When calibrating a material model it is important to select the correct type of strain control in MCalibration. In a traditional compression test it is not possible to get tensile stresses, and you can achieve this also in MCalibration by selecting “strain control compression” as the control variable. Similarly, in a tension test of a thin specimen you cannot get a compressive stresses, and you can achieve this also in MCalibration by selecting “strain control tension”. This article explains the difference between these control types and the traditional “strain control”.
1. Compression Testing
Consider a uniaxial compression experiment in which the strain is ramped to -30%, and then unloaded back to 0% again. If the material is undergoing any amount of viscoplastic deformation then it likely that the top loading platens is not in contact with the test specimen at the end of the test. In other words, the test specimen is always exposed to a compressive stress state. It it not possible to have a tensile stress in a traditional compression test.
1.1. MCalibration (Default Strain Control)
If you set up a compression test in MCalibration, then the default setting is to follow the experimental strain history. In this case the stress can become positive during unloading (see image below).
1.2. MCalibration (Strain Control Compression)
MCalibration also supports a different option called “Strain Control Compression”). If this control type is selected then the predicted stress cannot be positive. In this case MCalibration will internally switch to load control at the time the top loading platens stops being in contact with the test specimen.

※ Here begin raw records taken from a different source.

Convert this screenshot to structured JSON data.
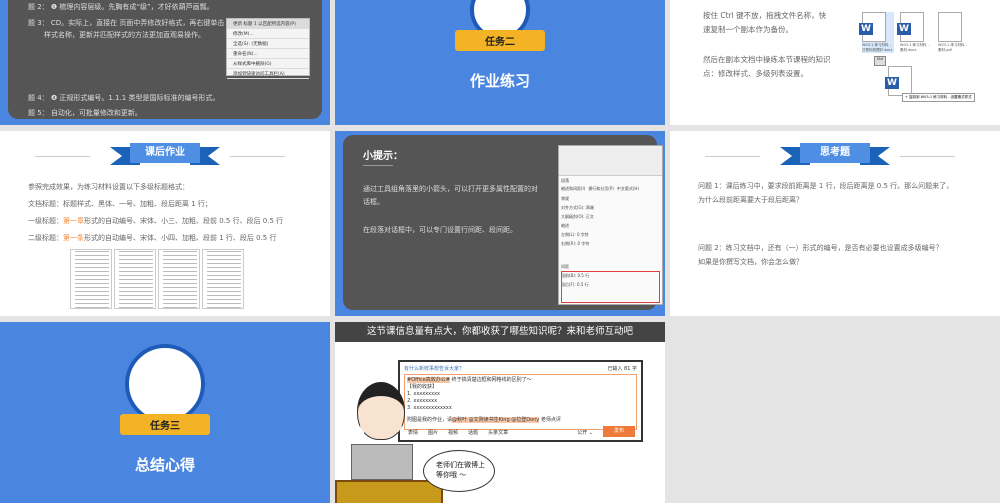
{
  "slide1": {
    "lines": [
      "题 2： ❶ 梳理内容层级。先胸有成“级”，才好依葫芦画瓢。",
      "题 3： CD。实际上，直接在 页面中弄修改好格式，再右键单击",
      "样式名称，更新并匹配样式的方法更加直观易操作。",
      "题 4： ❹ 正规形式编号。1.1.1 类型是国际标准的编号形式。",
      "题 5： 自动化，可批量修改和更新。"
    ],
    "menu": [
      "更新 标题 1 以匹配所选内容(P)",
      "修改(M)...",
      "全选(S): (无数据)",
      "重命名(N)...",
      "从样式库中删除(G)",
      "添加到快速访问工具栏(A)"
    ]
  },
  "slide2": {
    "banner": "任务二",
    "title": "作业练习"
  },
  "slide3": {
    "p1": [
      "按住 Ctrl 键不放，拖拽文件名称，快",
      "速复制一个副本作为备份。"
    ],
    "p2": [
      "然后在副本文档中操练本节课程的知识",
      "点：修改样式、多级列表设置。"
    ],
    "files": [
      "W03-1 练习材料 - 已帮你梳理好.docx",
      "W03-1 练习材料 - 素材.docx",
      "W03-1 练习材料 - 素材.pdf"
    ],
    "ctrl": "Ctrl",
    "copy_tip": "+ 复制到 W03-1 练习材料 - 设置格式样式"
  },
  "slide4": {
    "ribbon": "课后作业",
    "intro": "参照完成效果，为练习材料设置以下多级标题格式：",
    "l1": "文档标题：标题样式、黑体、一号、加粗、段后距离 1 行；",
    "l2a": "一级标题：",
    "l2b": "第一章",
    "l2c": "形式的自动编号、宋体、小三、加粗、段前 0.5 行、段后 0.5 行",
    "l3a": "二级标题：",
    "l3b": "第一条",
    "l3c": "形式的自动编号、宋体、小四、加粗、段前 1 行、段后 0.5 行",
    "accent": "#f08a3c"
  },
  "slide5": {
    "heading": "小提示：",
    "p1": [
      "通过工具组角落里的小箭头，可以打开更多属性配置的对",
      "话框。"
    ],
    "p2": "在段落对话框中，可以专门设置行间距、段间距。",
    "dialog": {
      "title": "段落",
      "tabs": [
        "缩进和间距(I)",
        "换行和分页(P)",
        "中文版式(H)"
      ],
      "sections": [
        "常规",
        "缩进",
        "间距"
      ],
      "rows": [
        "对齐方式(G): 两端",
        "大纲级别(O): 正文",
        "左侧(L): 0 字符",
        "右侧(R): 0 字符",
        "段前(B): 0.5 行",
        "段后(F): 0.5 行"
      ]
    }
  },
  "slide6": {
    "ribbon": "思考题",
    "q1": [
      "问题 1：课后练习中，要求段前距离是 1 行，段后距离是 0.5 行。那么问题来了，",
      "为什么段前距离要大于段后距离？"
    ],
    "q2": [
      "问题 2：练习文档中，还有（一）形式的编号，是否有必要也设置成多级编号？",
      "如果是你撰写文档，你会怎么做？"
    ]
  },
  "slide7": {
    "banner": "任务三",
    "title": "总结心得"
  },
  "slide8": {
    "bar": "这节课信息量有点大，你都收获了哪些知识呢？来和老师互动吧",
    "prompt": "有什么新鲜事想告诉大家？",
    "count": "已输入 81 字",
    "tag": "#Office高效办公#",
    "line1": " 终于搞清楚边框和网格线的区别了～",
    "gain": "【我的收获】",
    "items": [
      "1. xxxxxxxxx",
      "2. xxxxxxxx",
      "3. xxxxxxxxxxxxx"
    ],
    "line5a": "附图是我的作业，请",
    "mentions": "@秋叶 @文则读书生King @拉登Dony",
    "line5b": " 老师点评",
    "tools": [
      "表情",
      "图片",
      "视频",
      "话题",
      "头条文章"
    ],
    "public": "公开 ⌄",
    "send": "发布",
    "bubble": [
      "老师们在微博上",
      "等你哦 ～"
    ]
  }
}
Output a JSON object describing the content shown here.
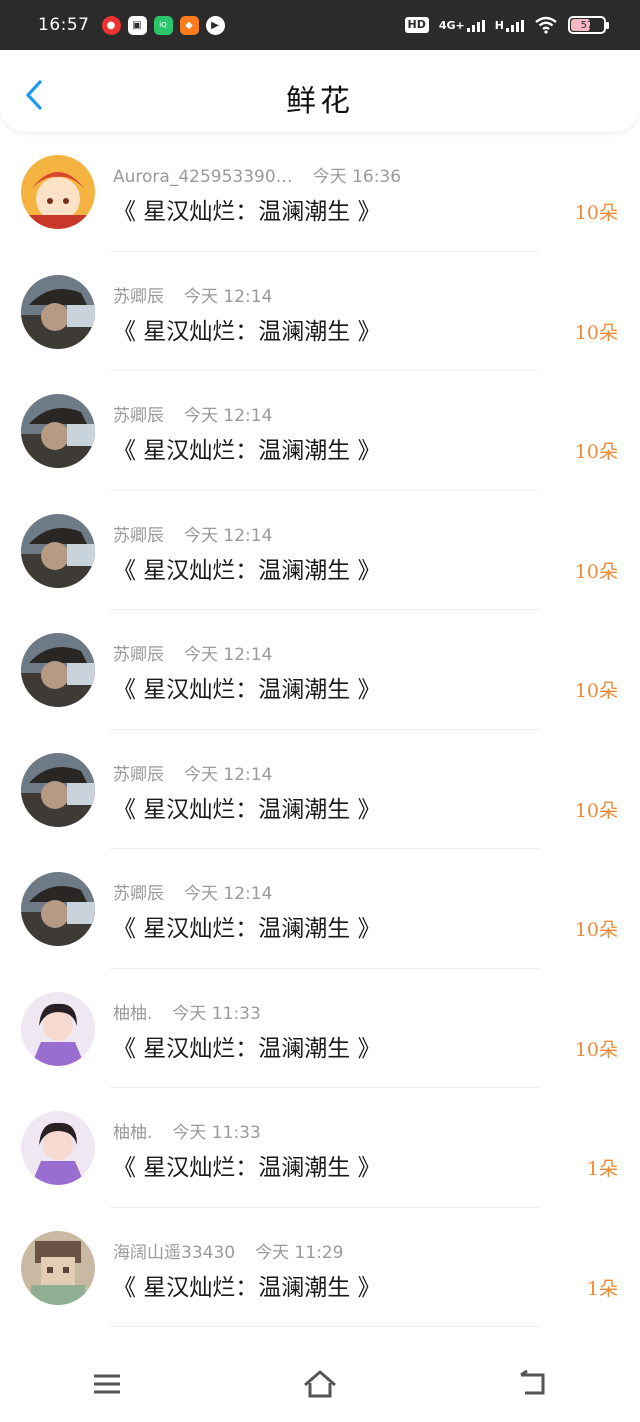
{
  "status_bar": {
    "time": "16:57",
    "app_icons": [
      "netease-music-icon",
      "bilibili-icon",
      "iqiyi-icon",
      "mango-tv-icon",
      "play-icon"
    ],
    "hd_label": "HD",
    "network_label": "4G+",
    "network2_label": "H",
    "battery_level": "57"
  },
  "header": {
    "title": "鲜花"
  },
  "gifts": [
    {
      "user": "Aurora_425953390…",
      "time": "今天 16:36",
      "book": "《 星汉灿烂：温澜潮生 》",
      "amount": "10朵",
      "avatar": "anime"
    },
    {
      "user": "苏卿辰",
      "time": "今天 12:14",
      "book": "《 星汉灿烂：温澜潮生 》",
      "amount": "10朵",
      "avatar": "photo"
    },
    {
      "user": "苏卿辰",
      "time": "今天 12:14",
      "book": "《 星汉灿烂：温澜潮生 》",
      "amount": "10朵",
      "avatar": "photo"
    },
    {
      "user": "苏卿辰",
      "time": "今天 12:14",
      "book": "《 星汉灿烂：温澜潮生 》",
      "amount": "10朵",
      "avatar": "photo"
    },
    {
      "user": "苏卿辰",
      "time": "今天 12:14",
      "book": "《 星汉灿烂：温澜潮生 》",
      "amount": "10朵",
      "avatar": "photo"
    },
    {
      "user": "苏卿辰",
      "time": "今天 12:14",
      "book": "《 星汉灿烂：温澜潮生 》",
      "amount": "10朵",
      "avatar": "photo"
    },
    {
      "user": "苏卿辰",
      "time": "今天 12:14",
      "book": "《 星汉灿烂：温澜潮生 》",
      "amount": "10朵",
      "avatar": "photo"
    },
    {
      "user": "柚柚.",
      "time": "今天 11:33",
      "book": "《 星汉灿烂：温澜潮生 》",
      "amount": "10朵",
      "avatar": "girl"
    },
    {
      "user": "柚柚.",
      "time": "今天 11:33",
      "book": "《 星汉灿烂：温澜潮生 》",
      "amount": "1朵",
      "avatar": "girl"
    },
    {
      "user": "海阔山遥33430",
      "time": "今天 11:29",
      "book": "《 星汉灿烂：温澜潮生 》",
      "amount": "1朵",
      "avatar": "pixel"
    }
  ],
  "nav": {
    "items": [
      "menu-icon",
      "home-icon",
      "back-icon"
    ]
  },
  "colors": {
    "accent_blue": "#1e9bf0",
    "amount_orange": "#f08a3b",
    "meta_gray": "#9a9a9a",
    "status_bar_bg": "#2b2b2b"
  }
}
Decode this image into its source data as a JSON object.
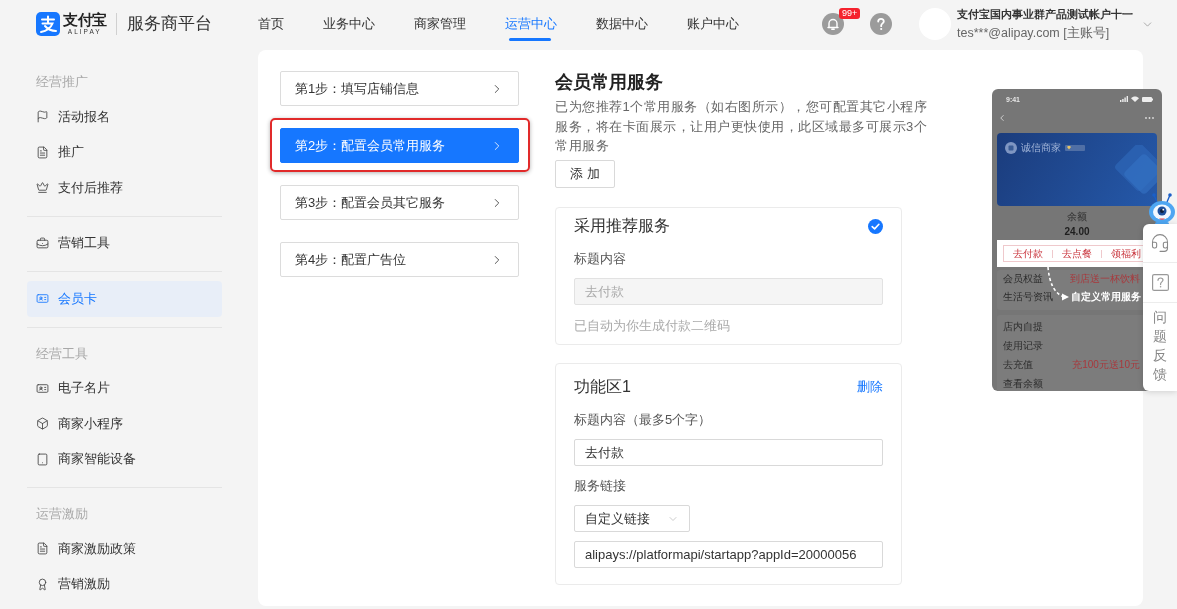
{
  "header": {
    "logo": {
      "name": "支付宝",
      "latin": "ALIPAY"
    },
    "platform": "服务商平台",
    "nav": [
      {
        "label": "首页",
        "selected": false
      },
      {
        "label": "业务中心",
        "selected": false
      },
      {
        "label": "商家管理",
        "selected": false
      },
      {
        "label": "运营中心",
        "selected": true
      },
      {
        "label": "数据中心",
        "selected": false
      },
      {
        "label": "账户中心",
        "selected": false
      }
    ],
    "notifications": {
      "badge": "99+"
    },
    "user": {
      "name": "支付宝国内事业群产品测试帐户十一",
      "account": "tes***@alipay.com [主账号]"
    }
  },
  "sidebar": {
    "sections": [
      {
        "title": "经营推广",
        "items": [
          {
            "label": "活动报名",
            "selected": false
          },
          {
            "label": "推广",
            "selected": false
          },
          {
            "label": "支付后推荐",
            "selected": false
          }
        ]
      },
      {
        "items": [
          {
            "label": "营销工具",
            "selected": false
          }
        ]
      },
      {
        "items": [
          {
            "label": "会员卡",
            "selected": true
          }
        ]
      },
      {
        "title": "经营工具",
        "items": [
          {
            "label": "电子名片",
            "selected": false
          },
          {
            "label": "商家小程序",
            "selected": false
          },
          {
            "label": "商家智能设备",
            "selected": false
          }
        ]
      },
      {
        "title": "运营激励",
        "items": [
          {
            "label": "商家激励政策",
            "selected": false
          },
          {
            "label": "营销激励",
            "selected": false
          }
        ]
      }
    ]
  },
  "steps": [
    {
      "label": "第1步：填写店铺信息",
      "selected": false,
      "highlighted": false
    },
    {
      "label": "第2步：配置会员常用服务",
      "selected": true,
      "highlighted": true
    },
    {
      "label": "第3步：配置会员其它服务",
      "selected": false,
      "highlighted": false
    },
    {
      "label": "第4步：配置广告位",
      "selected": false,
      "highlighted": false
    }
  ],
  "service_config": {
    "title": "会员常用服务",
    "description": "已为您推荐1个常用服务（如右图所示），您可配置其它小程序服务，将在卡面展示，让用户更快使用，此区域最多可展示3个常用服务",
    "add_button": "添 加",
    "recommended": {
      "title": "采用推荐服务",
      "checked": true,
      "field_label": "标题内容",
      "field": {
        "value": "去付款",
        "disabled": true
      },
      "note": "已自动为你生成付款二维码"
    },
    "areas": [
      {
        "title": "功能区1",
        "delete": "删除",
        "name_label": "标题内容（最多5个字）",
        "name_value": "去付款",
        "link_label": "服务链接",
        "link_type": "自定义链接",
        "link_value": "alipays://platformapi/startapp?appId=20000056"
      }
    ]
  },
  "preview": {
    "time": "9:41",
    "merchant": "诚信商家",
    "balance_label": "余额",
    "balance": "24.00",
    "services": [
      "去付款",
      "去点餐",
      "领福利"
    ],
    "rows": [
      {
        "label": "会员权益",
        "value": "到店送一杯饮料"
      },
      {
        "label": "生活号资讯"
      }
    ],
    "callout": "自定义常用服务",
    "more_rows": [
      {
        "label": "店内自提"
      },
      {
        "label": "使用记录"
      },
      {
        "label": "去充值",
        "value": "充100元送10元"
      },
      {
        "label": "查看余额"
      }
    ]
  },
  "float_panel": {
    "feedback": "问题反馈"
  }
}
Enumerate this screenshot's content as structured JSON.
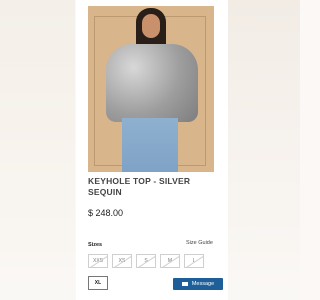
{
  "product": {
    "title": "KEYHOLE TOP - SILVER SEQUIN",
    "price": "$ 248.00"
  },
  "sizes": {
    "label": "Sizes",
    "guide_label": "Size Guide",
    "options": [
      {
        "label": "XXS",
        "available": false
      },
      {
        "label": "XS",
        "available": false
      },
      {
        "label": "S",
        "available": false
      },
      {
        "label": "M",
        "available": false
      },
      {
        "label": "L",
        "available": false
      },
      {
        "label": "XL",
        "available": true
      }
    ]
  },
  "message_button": {
    "label": "Message",
    "icon": "mail-icon"
  },
  "colors": {
    "accent": "#1f5f99",
    "background": "#ffffff"
  }
}
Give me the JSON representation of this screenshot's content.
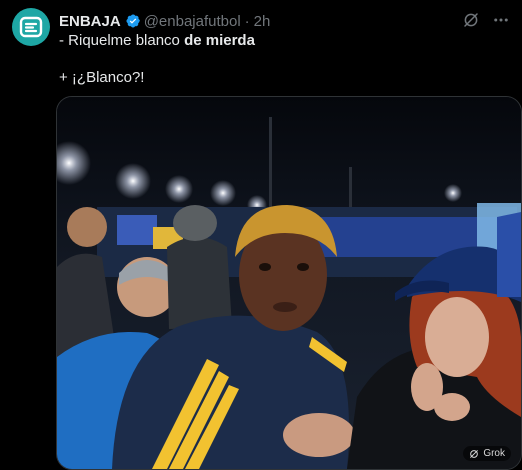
{
  "author": {
    "display_name": "ENBAJA",
    "handle": "@enbajafutbol",
    "separator": "·",
    "timestamp": "2h",
    "verified": true
  },
  "tweet": {
    "line1_prefix": "- Riquelme blanco ",
    "line1_bold": "de mierda",
    "line2": "+ ¡¿Blanco?!"
  },
  "media": {
    "type": "video",
    "grok_label": "Grok"
  },
  "colors": {
    "avatar_bg": "#1ea7a5",
    "verified": "#1d9bf0",
    "secondary_text": "#71767b",
    "boca_blue": "#1c3f8a",
    "boca_gold": "#f2c230"
  },
  "icons": {
    "header_action": "grok-slash-icon",
    "menu": "more-dots-icon"
  }
}
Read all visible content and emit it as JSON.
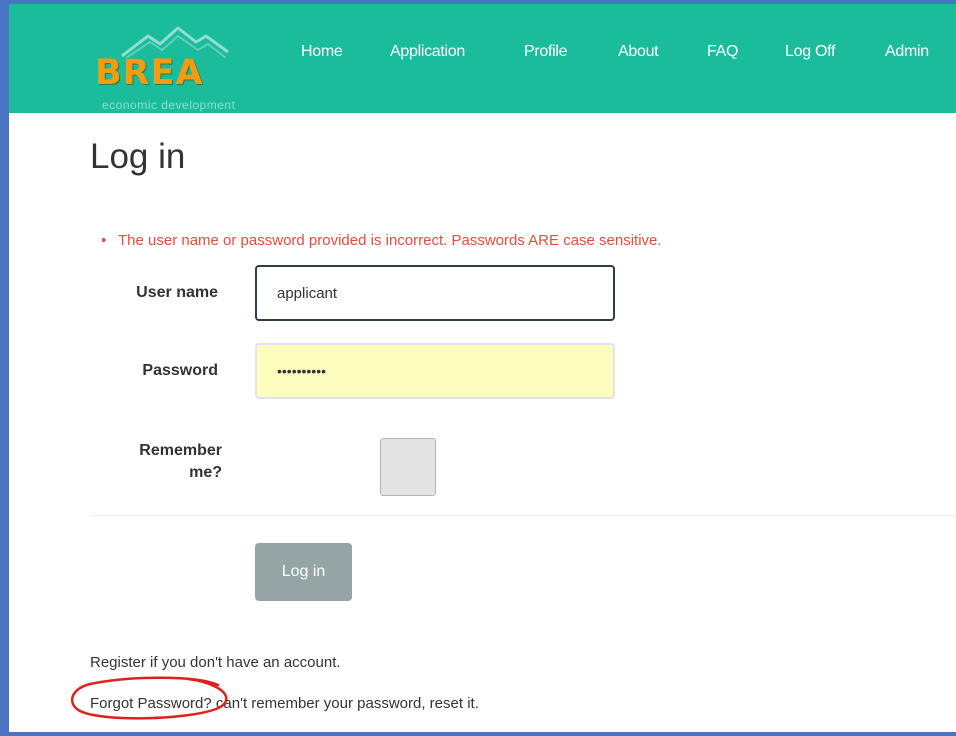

The stress predictions in this case are shown with a blue dashed line in the figure below.
2. Tension Testing
In most cases a tension test specimen can be loaded to both tensile and compressive stresses. The exception to this is if the tension specimen is very thin. In this case the specimen will buckle very easily and the stress will always be positive.
This scenario can be captured in MCalibration by setting the control type to “Strain Control Tension”, see image below.
The predicted stress-strain response in this case will be like the blue dashed line shown in the figure below.
- For some cyclic compression tests if is better to use “Strain Control (compression)” in MCalibration. This will prevent MCalibration from calculating tensile stresses.
- For thin tensile specimens it is better to use “Strain Control (tension)” in MCalibration. This will prevent MCalibration from calculating compressive stresses.